First drive: Funky Fiat 500L creates a mixed impression
We had the opportunity to spend some time (and miles) with the new Fiat 500L—the first new four-door Fiat to grace these shores in decades. With its proportions and appearance, it comes across as cool or odd. Either way, it makes an impression.
As proof, we’ve noticed several cars pulling alongside us snapping pictures on their cell phones. The 500L reminds us of the Mini Cooper Countryman, but at its price point the 500L competes more closely with a Kia Soul. Despite the name, the 500L shares almost nothing with the tiny Fiat 500.

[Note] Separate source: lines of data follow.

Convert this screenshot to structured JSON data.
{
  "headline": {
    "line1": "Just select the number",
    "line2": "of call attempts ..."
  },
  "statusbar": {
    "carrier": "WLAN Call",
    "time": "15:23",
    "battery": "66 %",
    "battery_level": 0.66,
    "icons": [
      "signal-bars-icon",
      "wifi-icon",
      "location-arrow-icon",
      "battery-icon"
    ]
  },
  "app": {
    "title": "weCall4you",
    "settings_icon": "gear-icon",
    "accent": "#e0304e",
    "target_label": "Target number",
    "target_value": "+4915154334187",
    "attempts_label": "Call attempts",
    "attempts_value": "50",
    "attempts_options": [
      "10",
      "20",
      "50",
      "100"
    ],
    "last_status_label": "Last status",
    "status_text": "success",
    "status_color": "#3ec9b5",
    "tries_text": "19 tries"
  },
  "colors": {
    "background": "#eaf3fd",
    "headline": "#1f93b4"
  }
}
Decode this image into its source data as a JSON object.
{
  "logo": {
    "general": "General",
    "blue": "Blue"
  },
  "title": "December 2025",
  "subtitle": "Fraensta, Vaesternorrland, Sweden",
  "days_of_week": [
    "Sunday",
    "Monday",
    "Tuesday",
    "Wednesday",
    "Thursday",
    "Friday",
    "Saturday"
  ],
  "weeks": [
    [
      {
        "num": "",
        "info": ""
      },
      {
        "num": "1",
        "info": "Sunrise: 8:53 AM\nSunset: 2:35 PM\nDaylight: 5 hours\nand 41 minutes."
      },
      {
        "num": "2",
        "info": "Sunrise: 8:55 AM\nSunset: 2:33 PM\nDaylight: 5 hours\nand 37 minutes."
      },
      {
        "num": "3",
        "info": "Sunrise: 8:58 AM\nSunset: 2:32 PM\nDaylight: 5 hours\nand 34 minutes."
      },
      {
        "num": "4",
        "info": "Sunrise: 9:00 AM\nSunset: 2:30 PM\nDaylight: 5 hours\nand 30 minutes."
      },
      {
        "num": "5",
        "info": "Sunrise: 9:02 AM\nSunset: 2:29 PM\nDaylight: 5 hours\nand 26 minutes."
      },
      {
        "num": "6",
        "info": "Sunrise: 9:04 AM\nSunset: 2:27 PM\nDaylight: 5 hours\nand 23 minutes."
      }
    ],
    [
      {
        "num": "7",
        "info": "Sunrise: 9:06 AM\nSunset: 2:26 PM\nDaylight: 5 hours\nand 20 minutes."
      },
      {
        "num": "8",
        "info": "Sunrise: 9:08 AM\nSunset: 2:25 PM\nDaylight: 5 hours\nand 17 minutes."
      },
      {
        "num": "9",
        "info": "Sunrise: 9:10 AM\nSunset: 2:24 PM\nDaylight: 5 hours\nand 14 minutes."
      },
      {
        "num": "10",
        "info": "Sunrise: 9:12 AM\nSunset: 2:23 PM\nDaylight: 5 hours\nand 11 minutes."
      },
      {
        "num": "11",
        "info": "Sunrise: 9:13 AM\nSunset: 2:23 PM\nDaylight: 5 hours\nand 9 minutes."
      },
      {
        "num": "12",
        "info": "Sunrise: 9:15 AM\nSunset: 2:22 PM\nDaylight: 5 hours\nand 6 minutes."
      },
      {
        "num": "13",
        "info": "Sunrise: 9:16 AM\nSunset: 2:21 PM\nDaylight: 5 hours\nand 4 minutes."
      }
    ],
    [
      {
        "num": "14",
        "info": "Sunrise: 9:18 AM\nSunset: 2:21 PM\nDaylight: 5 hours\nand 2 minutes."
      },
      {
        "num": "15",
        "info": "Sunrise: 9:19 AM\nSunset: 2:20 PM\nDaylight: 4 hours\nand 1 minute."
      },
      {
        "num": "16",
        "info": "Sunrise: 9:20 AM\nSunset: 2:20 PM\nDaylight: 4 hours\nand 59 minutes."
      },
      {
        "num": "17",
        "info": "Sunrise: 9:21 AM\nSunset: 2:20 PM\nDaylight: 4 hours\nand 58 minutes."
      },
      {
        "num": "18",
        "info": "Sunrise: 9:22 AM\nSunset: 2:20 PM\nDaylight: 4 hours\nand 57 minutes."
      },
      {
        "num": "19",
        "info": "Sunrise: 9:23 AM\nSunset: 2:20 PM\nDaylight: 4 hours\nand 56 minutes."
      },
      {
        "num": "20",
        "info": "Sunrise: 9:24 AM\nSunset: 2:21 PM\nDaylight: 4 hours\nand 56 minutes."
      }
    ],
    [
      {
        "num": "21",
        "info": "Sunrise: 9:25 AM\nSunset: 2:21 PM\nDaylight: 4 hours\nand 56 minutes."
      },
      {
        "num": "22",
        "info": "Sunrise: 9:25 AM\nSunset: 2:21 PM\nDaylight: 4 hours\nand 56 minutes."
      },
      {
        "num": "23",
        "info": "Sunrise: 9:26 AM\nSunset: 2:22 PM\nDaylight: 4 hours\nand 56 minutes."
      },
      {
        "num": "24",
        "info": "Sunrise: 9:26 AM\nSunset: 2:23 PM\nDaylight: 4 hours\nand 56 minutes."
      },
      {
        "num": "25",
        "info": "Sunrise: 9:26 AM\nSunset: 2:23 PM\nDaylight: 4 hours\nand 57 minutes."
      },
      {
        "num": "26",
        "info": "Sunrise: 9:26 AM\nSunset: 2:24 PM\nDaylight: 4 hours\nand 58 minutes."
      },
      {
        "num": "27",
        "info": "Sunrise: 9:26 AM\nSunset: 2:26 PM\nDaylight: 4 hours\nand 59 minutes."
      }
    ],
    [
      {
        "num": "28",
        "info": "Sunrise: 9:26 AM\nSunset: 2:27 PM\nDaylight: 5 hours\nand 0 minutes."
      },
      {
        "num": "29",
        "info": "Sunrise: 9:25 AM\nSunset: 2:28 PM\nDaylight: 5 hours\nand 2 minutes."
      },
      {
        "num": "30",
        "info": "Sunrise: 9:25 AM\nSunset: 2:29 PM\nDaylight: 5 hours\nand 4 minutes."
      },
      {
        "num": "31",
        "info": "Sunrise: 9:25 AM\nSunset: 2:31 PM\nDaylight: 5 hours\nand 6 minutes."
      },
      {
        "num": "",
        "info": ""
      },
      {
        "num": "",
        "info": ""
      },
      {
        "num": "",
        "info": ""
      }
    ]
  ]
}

The most striking aspect of the 500L is how roomy it is, especially given its modest footprint. Rear seat accommodations are first class. Large windows afford great visibility and with the super-sized sunroof on the top-trim Lounge we drove, the cabin is extremely airy.
Read our Fiat 500 and 500C road tests, complete with detailed ratings and video.
However, some of us found that one of the most off-putting things about sitting in the 500L is the car’s awkward styling and driving position. The enormous A-pillar sail windows practically have their own zip code, which is made worse by the fact that you sit so far away from the huge dashboard.
When I comfortably position the driver’s seat—admittedly a bit higher than most—I can’t see the top of the speedometer and tach. But at least access is super easy, thanks to the car’s height and large doors.
The 500L is so tall that it feels like driving a big top hat. Throttle response is blunted to the point that sometimes the car feels unresponsive—the engine and transmission are rarely in-synch. Like the Dodge Dart, the 500L is powered by a 1.4-liter turbocharged engine and automated dual-clutch manual transmission. At low revs, before the turbo spools up, the transmission is trying to smooth the clutch operation, making the car feel flat footed. Part throttle kick-down is way too slow. And in stop-and-go traffic, the car tends to vibrate and feel as if it’s about to stall. Company officials say a conventional six-speed automatic will be offered eventually.
Handling, on the other hand, is quite responsive, although the steering is vague. The ride is overly firm at low speeds but becomes more settled at highway speeds. Noise suppression is decent.
The controls are a mix of easy and horrid. We love Chrysler’s Uconnect and its behind-the-steering wheel audio controls. But, there’s a pesky speed reminder Siri-like voice that pops on whenever you go about 10 mph over the speed limit: “The speed limit is 35 mph.” I couldn’t figure out how to turn it off or adjust the instrument lighting level. Up front, there’s very little storage room to house a smartphone. At least you get two glove boxes. The rear view camera is also a plus. Fit and finish seems pretty good despite the mostly hard surfaces, with nice-to-the-touch materials.
Typically equipped, the 500L Easy lists for $22,395—reasonable next to the Kia Soul and Ford C-Max. However, $27,000 and change for the loaded Lounge seems a bit steep, even if you are the subject of cell phone snapshots.